Olivia, who lives in the Gold Coast started swimming lessons at age five. Soon after, her parents noticed that she started “gliding” through the water. A decade later and she is training six days a week – three hours per session including the gym. Her days start as early at 5am but Olivia says it’s not as hard as it sounds.
“I was lucky enough to be sponsored by POGO Physio and they make sure that I am in my best physical shape. I’m still young and growing so at this stage so I’m not too strict on what I eat.”
Olivia’s Samoan mother Salome is from Foailuga, Savaii and her father Charlie is Tongan and Maltese. She says having parents who are health conscious helps a lot and it is fun when the family run together and enjoy plenty of walks on the beach.
Salome says Olivia has a great work ethic and natural self-discipline.
“We encouraged Olivia to do something she enjoys. She tried a few other activities like gymnastics, dancing and soccer but she always came back to swimming,” she laughs.
“She’s not the ‘let’s hang out and play after school’ type of girl. She just goes straight from school and into the water! It’s great because she has a solid group of friends at her club so in a way she is still ‘hanging out after school.’”
Olivia’s goal is to make the squad for the Commonwealth 2018 games.
“Staying focused for me is like a GPS,” says Olivia. “I know what my destination is and my GPS (coach) will help me get there.

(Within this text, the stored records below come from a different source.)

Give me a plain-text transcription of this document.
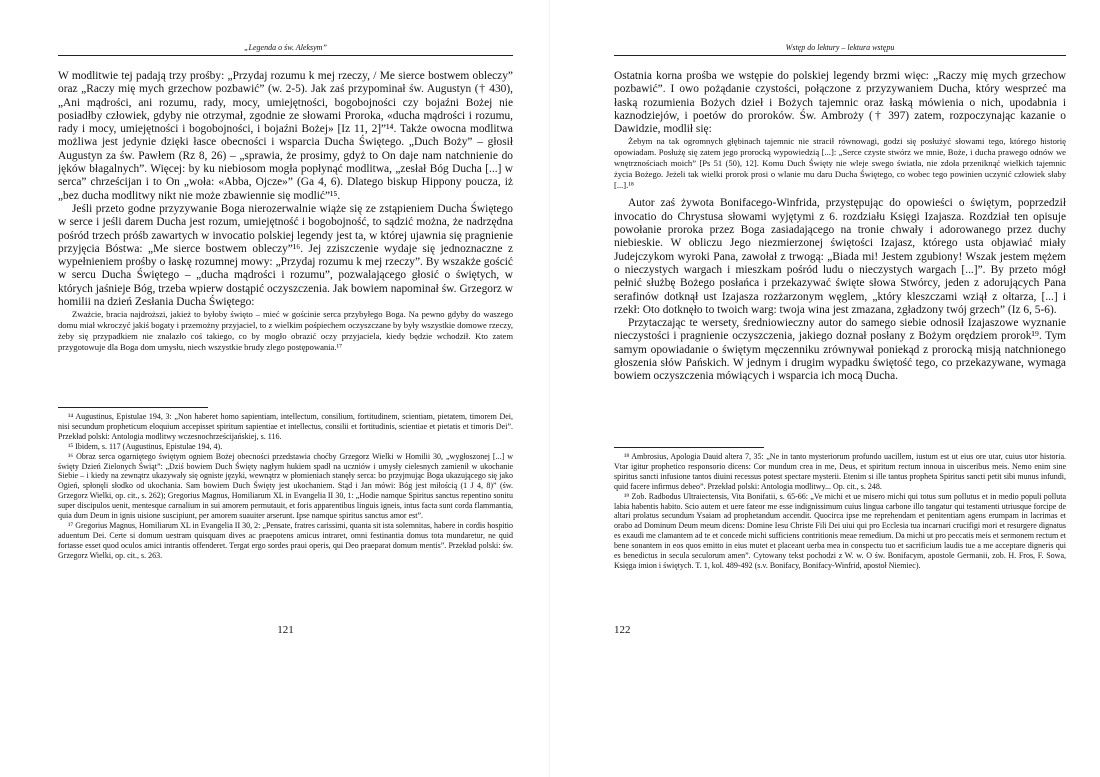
„Legenda o św. Aleksym”

W modlitwie tej padają trzy prośby: „Przydaj rozumu k mej rzeczy, / Me sierce bostwem obleczy” oraz „Raczy mię mych grzechow pozbawić” (w. 2-5). Jak zaś przypominał św. Augustyn († 430), „Ani mądrości, ani rozumu, rady, mocy, umiejętności, bogobojności czy bojaźni Bożej nie posiadłby człowiek, gdyby nie otrzymał, zgodnie ze słowami Proroka, «ducha mądrości i rozumu, rady i mocy, umiejętności i bogobojności, i bojaźni Bożej» [Iz 11, 2]”¹⁴. Także owocna modlitwa możliwa jest jedynie dzięki łasce obecności i wsparcia Ducha Świętego. „Duch Boży” – głosił Augustyn za św. Pawłem (Rz 8, 26) – „sprawia, że prosimy, gdyż to On daje nam natchnienie do jęków błagalnych”. Więcej: by ku niebiosom mogła popłynąć modlitwa, „zesłał Bóg Ducha [...] w serca” chrześcijan i to On „woła: «Abba, Ojcze»” (Ga 4, 6). Dlatego biskup Hippony poucza, iż „bez ducha modlitwy nikt nie może zbawiennie się modlić”¹⁵.

Jeśli przeto godne przyzywanie Boga nierozerwalnie wiąże się ze zstąpieniem Ducha Świętego w serce i jeśli darem Ducha jest rozum, umiejętność i bogobojność, to sądzić można, że nadrzędna pośród trzech próśb zawartych w invocatio polskiej legendy jest ta, w której ujawnia się pragnienie przyjęcia Bóstwa: „Me sierce bostwem obleczy”¹⁶. Jej zziszczenie wydaje się jednoznaczne z wypełnieniem prośby o łaskę rozumnej mowy: „Przydaj rozumu k mej rzeczy”. By wszakże gościć w sercu Ducha Świętego – „ducha mądrości i rozumu”, pozwalającego głosić o świętych, w których jaśnieje Bóg, trzeba wpierw dostąpić oczyszczenia. Jak bowiem napominał św. Grzegorz w homilii na dzień Zesłania Ducha Świętego:

Zważcie, bracia najdroższi, jakież to byłoby święto – mieć w gościnie serca przybyłego Boga. Na pewno gdyby do waszego domu miał wkroczyć jakiś bogaty i przemożny przyjaciel, to z wielkim pośpiechem oczyszczane by były wszystkie domowe rzeczy, żeby się przypadkiem nie znalazło coś takiego, co by mogło obrazić oczy przyjaciela, kiedy będzie wchodził. Kto zatem przygotowuje dla Boga dom umysłu, niech wszystkie brudy zlego postępowania.¹⁷

¹⁴ Augustinus, Epistulae 194, 3: „Non haberet homo sapientiam, intellectum, consilium, fortitudinem, scientiam, pietatem, timorem Dei, nisi secundum propheticum eloquium accepisset spiritum sapientiae et intellectus, consilii et fortitudinis, scientiae et pietatis et timoris Dei”. Przekład polski: Antologia modlitwy wczesnochrześcijańskiej, s. 116.

¹⁵ Ibidem, s. 117 (Augustinus, Epistulae 194, 4).

¹⁶ Obraz serca ogarniętego świętym ogniem Bożej obecności przedstawia choćby Grzegorz Wielki w Homilii 30, „wygłoszonej [...] w święty Dzień Zielonych Świąt”: „Dziś bowiem Duch Święty nagłym hukiem spadł na uczniów i umysły cielesnych zamienił w ukochanie Siebie – i kiedy na zewnątrz ukazywały się ogniste języki, wewnątrz w płomieniach stanęły serca: bo przyjmując Boga ukazującego się jako Ogień, spłonęli słodko od ukochania. Sam bowiem Duch Święty jest ukochaniem. Stąd i Jan mówi: Bóg jest miłością (1 J 4, 8)” (św. Grzegorz Wielki, op. cit., s. 262); Gregorius Magnus, Homiliarum XL in Evangelia II 30, 1: „Hodie namque Spiritus sanctus repentino sonitu super discipulos uenit, mentesque carnalium in sui amorem permutauit, et foris apparentibus linguis igneis, intus facta sunt corda flammantia, quia dum Deum in ignis uisione suscipiunt, per amorem suauiter arserunt. Ipse namque spiritus sanctus amor est”.

¹⁷ Gregorius Magnus, Homiliarum XL in Evangelia II 30, 2: „Pensate, fratres carissimi, quanta sit ista solemnitas, habere in cordis hospitio aduentum Dei. Certe si domum uestram quisquam dives ac praepotens amicus intraret, omni festinantia domus tota mundaretur, ne quid fortasse esset quod oculos amici intrantis offenderet. Tergat ergo sordes praui operis, qui Deo praeparat domum mentis”. Przekład polski: św. Grzegorz Wielki, op. cit., s. 263.

121
Wstęp do lektury – lektura wstępu

Ostatnia korna prośba we wstępie do polskiej legendy brzmi więc: „Raczy mię mych grzechow pozbawić”. I owo pożądanie czystości, połączone z przyzywaniem Ducha, który wesprzeć ma łaską rozumienia Bożych dzieł i Bożych tajemnic oraz łaską mówienia o nich, upodabnia i kaznodziejów, i poetów do proroków. Św. Ambroży († 397) zatem, rozpoczynając kazanie o Dawidzie, modlił się:

Żebym na tak ogromnych głębinach tajemnic nie stracił równowagi, godzi się posłużyć słowami tego, którego historię opowiadam. Posłużę się zatem jego prorocką wypowiedzią [...]: „Serce czyste stwórz we mnie, Boże, i ducha prawego odnów we wnętrznościach moich” [Ps 51 (50), 12]. Komu Duch Święty nie wleje swego światła, nie zdoła przeniknąć wielkich tajemnic życia Bożego. Jeżeli tak wielki prorok prosi o wlanie mu daru Ducha Świętego, co wobec tego powinien uczynić człowiek słaby [...].¹⁸

Autor zaś żywota Bonifacego-Winfrida, przystępując do opowieści o świętym, poprzedził invocatio do Chrystusa słowami wyjętymi z 6. rozdziału Księgi Izajasza. Rozdział ten opisuje powołanie proroka przez Boga zasiadającego na tronie chwały i adorowanego przez duchy niebieskie. W obliczu Jego niezmierzonej świętości Izajasz, którego usta objawiać miały Judejczykom wyroki Pana, zawołał z trwogą: „Biada mi! Jestem zgubiony! Wszak jestem mężem o nieczystych wargach i mieszkam pośród ludu o nieczystych wargach [...]”. By przeto mógł pełnić służbę Bożego posłańca i przekazywać święte słowa Stwórcy, jeden z adorujących Pana serafinów dotknął ust Izajasza rozżarzonym węglem, „który kleszczami wziął z ołtarza, [...] i rzekł: Oto dotknęło to twoich warg: twoja wina jest zmazana, zgładzony twój grzech” (Iz 6, 5-6).

Przytaczając te wersety, średniowieczny autor do samego siebie odnosił Izajaszowe wyznanie nieczystości i pragnienie oczyszczenia, jakiego doznał posłany z Bożym orędziem prorok¹⁹. Tym samym opowiadanie o świętym męczenniku zrównywał poniekąd z prorocką misją natchnionego głoszenia słów Pańskich. W jednym i drugim wypadku świętość tego, co przekazywane, wymaga bowiem oczyszczenia mówiących i wsparcia ich mocą Ducha.

¹⁸ Ambrosius, Apologia Dauid altera 7, 35: „Ne in tanto mysteriorum profundo uacillem, iustum est ut eius ore utar, cuius utor historia. Vtar igitur prophetico responsorio dicens: Cor mundum crea in me, Deus, et spiritum rectum innoua in uisceribus meis. Nemo enim sine spiritus sancti infusione tantos diuini recessus potest spectare mysterii. Etenim si ille tantus propheta Spiritus sancti petit sibi munus infundi, quid facere infirmus debeo”. Przekład polski: Antologia modlitwy... Op. cit., s. 248.

¹⁹ Zob. Radbodus Ultraiectensis, Vita Bonifatii, s. 65-66: „Ve michi et ue misero michi qui totus sum pollutus et in medio populi polluta labia habentis habito. Scio autem et uere fateor me esse indignissimum cuius lingua carbone illo tangatur qui testamenti utriusque forcipe de altari prolatus secundum Ysaiam ad prophetandum accendit. Quocirca ipse me reprehendam et penitentiam agens erumpam in lacrimas et orabo ad Dominum Deum meum dicens: Domine Iesu Christe Fili Dei uiui qui pro Ecclesia tua incarnari crucifigi mori et resurgere dignatus es exaudi me clamantem ad te et concede michi sufficiens contritionis meae remedium. Da michi ut pro peccatis meis et sermonem rectum et bene sonantem in eos quos emitto in eius mutet et placeant uerba mea in conspectu tuo et sacrificium laudis tue a me acceptare digneris qui es benedictus in secula seculorum amen”. Cytowany tekst pochodzi z W. w. O św. Bonifacym, apostole Germanii, zob. H. Fros, F. Sowa, Księga imion i świętych. T. 1, kol. 489-492 (s.v. Bonifacy, Bonifacy-Winfrid, apostoł Niemiec).

122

When I take the wrong turn or get distracted or tired, my ‘GPS’ helps me get back on track. I have amazing swimming coaches who have coached other world champion swimmers so I’m in good hands.”
Until then she has plenty of events to keep her in form. She recently competed in the Australian Age Swimming championship in Sydney. Next up, the Pacific School Games in Adelaide in November.
Olivia is not the only Samoan SUGA swimmer coming up in the ranks. 14-year-old SUGA Gabrielle Fa’amausili from Auckland, New Zealand is the current 50 metres backstroke world champion.